No information was available on how many cyclists using the Bears Way have switched from vehicle use.

Travel by bike is not the only alternative to the car. Many residents choose to travel by train. The number of rail passenger journeys has increased right across East Dunbartonshire over the six-year period, 2004/- 2010/11.

It is recognised that lack of parking at or near rail stations can constrain further growth. If we are able to provide more parking we could achieve the so-called modal shift, getting people out of their cars for the most part of their journey. We should be looking at ways to encourage and persuade drivers to consider using public transport.

The proposal to proceed with Phase 2 was subject to wide consultation. A range of views were expressed for and against the different options.

I am disappointed that this project has resulted in conflicts between individuals, heated exchanges and some unpleasant behaviour. Councillors have to consider the needs of all sections of the community; therefore, I believe the best decision is not to proceed with phase 2 as proposed.

Keith Small,

SNP Councillor, East Dunbartonshire Council,

East Dunbartonshire Council, 12 Strathkelvin Place, Kirkintilloch.

THE SNP Government has set a target to have 10 per cent of everyday travel by bike by 2020. Has the memo been sent to SNP councillors? Last month in East Dunbartonshire SNP, Lib Dems and independent councillors voted against the continuation of Bears Way, which would have provided safe, segregated cycle lanes from Milngavie into Glasgow. Indeed SNP ministers have hailed this project as imaginative, very much in line with their policies for sustainable and active travel and, when Bears Way won an award, SNP ministers were first with the congratulations. Now we have SNP councillors in Ayrshire scuppering plans that would encourage cycle travel.

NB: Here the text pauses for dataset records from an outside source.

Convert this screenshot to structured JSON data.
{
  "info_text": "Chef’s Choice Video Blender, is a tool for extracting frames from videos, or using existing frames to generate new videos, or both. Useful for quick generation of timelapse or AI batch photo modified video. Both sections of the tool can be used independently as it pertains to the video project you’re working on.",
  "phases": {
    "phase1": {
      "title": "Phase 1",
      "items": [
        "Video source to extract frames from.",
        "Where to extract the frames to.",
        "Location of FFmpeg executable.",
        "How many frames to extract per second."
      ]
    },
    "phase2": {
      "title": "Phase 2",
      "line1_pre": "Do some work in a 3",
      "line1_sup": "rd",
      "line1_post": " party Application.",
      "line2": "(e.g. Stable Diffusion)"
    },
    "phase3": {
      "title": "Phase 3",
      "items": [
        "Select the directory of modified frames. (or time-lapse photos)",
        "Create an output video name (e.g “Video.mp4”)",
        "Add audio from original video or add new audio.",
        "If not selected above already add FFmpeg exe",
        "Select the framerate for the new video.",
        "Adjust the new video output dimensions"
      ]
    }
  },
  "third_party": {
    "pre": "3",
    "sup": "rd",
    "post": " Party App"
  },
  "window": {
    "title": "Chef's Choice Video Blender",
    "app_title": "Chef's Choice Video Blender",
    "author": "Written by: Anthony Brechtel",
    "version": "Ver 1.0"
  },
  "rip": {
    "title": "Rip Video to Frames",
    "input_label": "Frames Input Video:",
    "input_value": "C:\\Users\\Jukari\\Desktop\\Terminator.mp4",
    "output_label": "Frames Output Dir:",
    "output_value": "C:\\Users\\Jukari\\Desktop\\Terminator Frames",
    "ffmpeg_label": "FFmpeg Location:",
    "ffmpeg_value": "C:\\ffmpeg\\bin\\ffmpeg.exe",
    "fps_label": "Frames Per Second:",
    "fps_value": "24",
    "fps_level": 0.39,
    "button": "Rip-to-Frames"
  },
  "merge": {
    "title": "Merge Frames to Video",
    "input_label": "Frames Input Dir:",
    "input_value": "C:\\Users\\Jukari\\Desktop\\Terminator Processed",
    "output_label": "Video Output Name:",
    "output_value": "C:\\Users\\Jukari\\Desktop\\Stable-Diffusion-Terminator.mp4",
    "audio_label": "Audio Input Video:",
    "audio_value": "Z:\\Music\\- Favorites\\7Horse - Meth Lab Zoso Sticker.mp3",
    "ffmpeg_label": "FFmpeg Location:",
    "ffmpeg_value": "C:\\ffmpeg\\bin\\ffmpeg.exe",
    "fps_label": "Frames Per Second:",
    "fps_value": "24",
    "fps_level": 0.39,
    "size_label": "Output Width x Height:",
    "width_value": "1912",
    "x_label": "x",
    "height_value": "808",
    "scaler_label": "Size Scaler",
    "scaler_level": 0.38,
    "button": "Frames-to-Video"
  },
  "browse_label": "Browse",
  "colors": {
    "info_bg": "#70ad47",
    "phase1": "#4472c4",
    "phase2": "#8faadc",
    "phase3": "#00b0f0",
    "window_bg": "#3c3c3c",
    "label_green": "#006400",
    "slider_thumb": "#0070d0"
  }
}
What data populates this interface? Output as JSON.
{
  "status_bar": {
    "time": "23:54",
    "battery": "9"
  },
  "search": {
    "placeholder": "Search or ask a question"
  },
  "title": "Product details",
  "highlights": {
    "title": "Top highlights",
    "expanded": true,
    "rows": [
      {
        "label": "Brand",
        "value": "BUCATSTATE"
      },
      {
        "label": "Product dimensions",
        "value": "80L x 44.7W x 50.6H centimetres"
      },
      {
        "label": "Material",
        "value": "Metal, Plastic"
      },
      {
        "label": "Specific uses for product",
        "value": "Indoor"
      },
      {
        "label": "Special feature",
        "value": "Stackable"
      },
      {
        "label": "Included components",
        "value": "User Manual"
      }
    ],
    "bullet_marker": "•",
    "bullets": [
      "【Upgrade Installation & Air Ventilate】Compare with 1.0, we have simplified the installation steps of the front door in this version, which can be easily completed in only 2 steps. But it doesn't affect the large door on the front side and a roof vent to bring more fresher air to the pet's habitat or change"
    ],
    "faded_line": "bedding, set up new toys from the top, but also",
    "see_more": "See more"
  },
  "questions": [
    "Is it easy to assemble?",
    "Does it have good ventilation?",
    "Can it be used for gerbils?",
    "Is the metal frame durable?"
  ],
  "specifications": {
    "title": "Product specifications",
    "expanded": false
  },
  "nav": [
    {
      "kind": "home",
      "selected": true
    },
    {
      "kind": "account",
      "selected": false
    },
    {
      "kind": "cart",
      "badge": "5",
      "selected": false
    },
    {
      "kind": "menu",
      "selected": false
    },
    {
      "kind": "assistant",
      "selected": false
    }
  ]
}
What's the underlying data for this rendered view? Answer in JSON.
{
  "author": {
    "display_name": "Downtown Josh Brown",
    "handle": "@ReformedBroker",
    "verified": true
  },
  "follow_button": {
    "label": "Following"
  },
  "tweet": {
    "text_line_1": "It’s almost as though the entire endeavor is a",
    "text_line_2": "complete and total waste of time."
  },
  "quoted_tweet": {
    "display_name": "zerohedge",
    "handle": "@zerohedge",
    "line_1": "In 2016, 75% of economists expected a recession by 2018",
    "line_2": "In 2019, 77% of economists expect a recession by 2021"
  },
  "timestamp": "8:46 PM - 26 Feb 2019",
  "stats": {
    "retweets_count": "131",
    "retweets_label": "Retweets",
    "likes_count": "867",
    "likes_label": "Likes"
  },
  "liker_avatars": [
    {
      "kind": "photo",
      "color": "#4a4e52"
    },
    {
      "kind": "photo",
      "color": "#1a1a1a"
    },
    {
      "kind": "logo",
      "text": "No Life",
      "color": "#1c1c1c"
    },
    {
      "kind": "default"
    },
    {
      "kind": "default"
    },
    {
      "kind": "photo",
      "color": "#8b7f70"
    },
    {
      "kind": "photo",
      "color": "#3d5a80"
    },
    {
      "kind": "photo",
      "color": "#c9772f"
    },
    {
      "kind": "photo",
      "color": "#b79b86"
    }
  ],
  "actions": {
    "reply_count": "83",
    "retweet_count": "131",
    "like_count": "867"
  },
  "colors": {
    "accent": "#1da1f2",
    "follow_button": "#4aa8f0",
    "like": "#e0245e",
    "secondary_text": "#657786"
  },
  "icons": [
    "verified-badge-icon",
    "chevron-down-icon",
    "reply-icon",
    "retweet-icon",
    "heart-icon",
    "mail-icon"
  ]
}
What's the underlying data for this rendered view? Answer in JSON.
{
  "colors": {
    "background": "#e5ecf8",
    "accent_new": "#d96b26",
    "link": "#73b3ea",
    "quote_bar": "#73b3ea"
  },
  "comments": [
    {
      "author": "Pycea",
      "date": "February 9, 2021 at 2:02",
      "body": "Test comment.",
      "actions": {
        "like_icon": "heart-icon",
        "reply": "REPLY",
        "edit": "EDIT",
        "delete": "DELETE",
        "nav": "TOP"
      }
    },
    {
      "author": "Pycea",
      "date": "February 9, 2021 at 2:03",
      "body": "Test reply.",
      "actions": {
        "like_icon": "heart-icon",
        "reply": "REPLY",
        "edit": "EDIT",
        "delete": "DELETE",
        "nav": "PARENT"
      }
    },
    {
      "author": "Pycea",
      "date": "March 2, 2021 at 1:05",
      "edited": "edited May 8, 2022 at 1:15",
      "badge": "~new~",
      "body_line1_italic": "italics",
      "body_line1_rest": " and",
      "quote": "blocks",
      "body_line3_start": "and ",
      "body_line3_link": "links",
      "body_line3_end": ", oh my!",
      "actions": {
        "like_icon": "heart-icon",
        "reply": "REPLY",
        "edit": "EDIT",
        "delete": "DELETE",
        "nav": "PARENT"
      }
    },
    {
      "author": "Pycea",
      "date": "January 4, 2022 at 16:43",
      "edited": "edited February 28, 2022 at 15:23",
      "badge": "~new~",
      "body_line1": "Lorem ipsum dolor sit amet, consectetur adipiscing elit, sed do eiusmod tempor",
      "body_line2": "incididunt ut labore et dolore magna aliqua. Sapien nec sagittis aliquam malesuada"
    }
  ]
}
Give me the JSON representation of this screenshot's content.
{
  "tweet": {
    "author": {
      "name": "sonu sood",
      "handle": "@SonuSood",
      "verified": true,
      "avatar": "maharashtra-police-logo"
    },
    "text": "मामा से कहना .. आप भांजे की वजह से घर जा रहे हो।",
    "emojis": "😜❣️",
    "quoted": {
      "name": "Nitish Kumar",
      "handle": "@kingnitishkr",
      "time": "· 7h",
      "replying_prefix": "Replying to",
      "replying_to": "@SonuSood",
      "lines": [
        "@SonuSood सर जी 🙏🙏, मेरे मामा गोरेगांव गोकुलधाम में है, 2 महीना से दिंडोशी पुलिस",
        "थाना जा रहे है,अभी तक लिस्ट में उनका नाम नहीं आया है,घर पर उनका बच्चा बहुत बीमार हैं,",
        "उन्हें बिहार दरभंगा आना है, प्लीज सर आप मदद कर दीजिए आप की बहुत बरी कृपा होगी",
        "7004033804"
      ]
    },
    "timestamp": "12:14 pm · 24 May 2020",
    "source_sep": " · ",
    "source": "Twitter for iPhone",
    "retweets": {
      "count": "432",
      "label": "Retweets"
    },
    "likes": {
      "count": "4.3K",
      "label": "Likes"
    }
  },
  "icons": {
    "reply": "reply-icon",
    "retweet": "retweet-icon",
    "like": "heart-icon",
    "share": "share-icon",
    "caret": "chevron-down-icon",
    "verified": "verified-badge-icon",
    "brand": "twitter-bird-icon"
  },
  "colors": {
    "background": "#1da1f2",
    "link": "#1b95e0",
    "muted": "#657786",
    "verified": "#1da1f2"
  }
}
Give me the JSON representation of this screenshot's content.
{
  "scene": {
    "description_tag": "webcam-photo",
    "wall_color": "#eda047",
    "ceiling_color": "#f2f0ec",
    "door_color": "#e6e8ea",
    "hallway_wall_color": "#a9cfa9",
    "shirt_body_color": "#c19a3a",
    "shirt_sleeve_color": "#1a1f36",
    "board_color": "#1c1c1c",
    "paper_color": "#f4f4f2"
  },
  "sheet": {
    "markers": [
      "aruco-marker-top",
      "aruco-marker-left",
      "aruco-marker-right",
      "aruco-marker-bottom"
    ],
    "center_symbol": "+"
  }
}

As I write, Nicola Sturgeon is in Iceland at a climate conference, where she will no doubt be extolling the importance her Government attaches to climate change and how its policies reflect that concern. A re-issue of the caring for the environment memo should be sent to her local councillors.

Councillor Maureen Henry (Labour),

East Dunbartonshire Council, 12 Strathkelvin Place, Kirkintilloch.